There’s actually a small follow up to that article, which was called “No ‘King Rules’ in Wake County Libraries“. (Click title to read the original, if you want to find out the reasons they gave me for not adding it to their collection.)
Today I found a wonderful add-on app for my Chrome browser, called Library Extension. Here’s how it works. After you install the app and set it up with the name of your library (or library system), every time you look up a book on Amazon.com, the app appears on that page and does the following: (1) tells you if your library has bound or electronic copies of the book, (2) reports how many of each type the library has in total and how many are currently available for check-out, and (3) gives you a link back to your library’s website so that you put a reserve on the book.
How wonderful is that?!?! As one of my library system’s biggest supporters and most frequent users, I was thrilled — and I immediately downloaded and installed the app.
Because of my clash with the library over Dr. King’s book, and because I truly hope they reverse their decision one day, I decided to look up her book first. Imagine my surprise and delight when I saw this:
Wowzers! It wasn’t the 13 copies they often buy of new, “deserving” books — but there it was on the screen: the library system had purchased 2 copies of the book!
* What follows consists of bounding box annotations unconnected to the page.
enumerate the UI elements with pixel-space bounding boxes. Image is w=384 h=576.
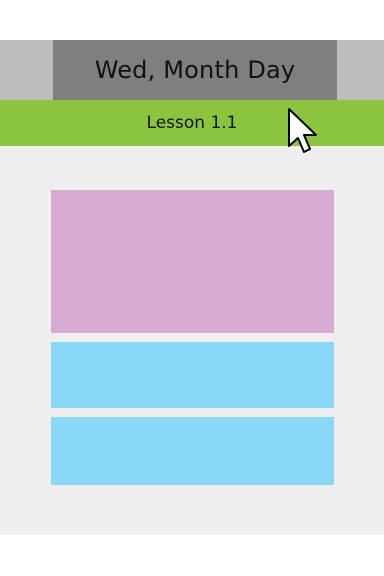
lesson-card-secondary-2[interactable] bbox=[51, 417, 334, 485]
date-title: Wed, Month Day bbox=[94, 56, 296, 84]
app-screen: Wed, Month Day Lesson 1.1 bbox=[0, 40, 384, 535]
lesson-bar[interactable]: Lesson 1.1 bbox=[0, 100, 384, 146]
date-header: Wed, Month Day bbox=[0, 40, 384, 100]
mouse-pointer-icon bbox=[288, 108, 317, 153]
lesson-card-secondary-1[interactable] bbox=[51, 342, 334, 408]
lesson-card-primary[interactable] bbox=[51, 190, 334, 333]
date-title-block: Wed, Month Day bbox=[53, 40, 337, 100]
lesson-label: Lesson 1.1 bbox=[146, 113, 238, 133]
Yippee!
Immediately, I clicked on the link that said “Place a hold.”
It took only a few seconds looking at the library web page to which I had been taken to figure out (1) that the book that the app took me to was not King Rules, but instead Gillian Day’s critical Stratford edition of Shakespeare’s play Richard III; (2) that, even if Richard III were a suitable substitute for King Rules (it, of course, was not), the Library has only one copy, not the two divined by the app; and (3) that therefore, it appears that the app has severe bugs in its search code, and the Wake County Library’s collection is far from accurately linked with Amazon.com’s inventory.
It’s a great idea for an app, folks. I’m sure in time you’ll get it all together, and make it work smoothly and correctly.
And Wake County Public Libraries — please buy Dr. King’s book!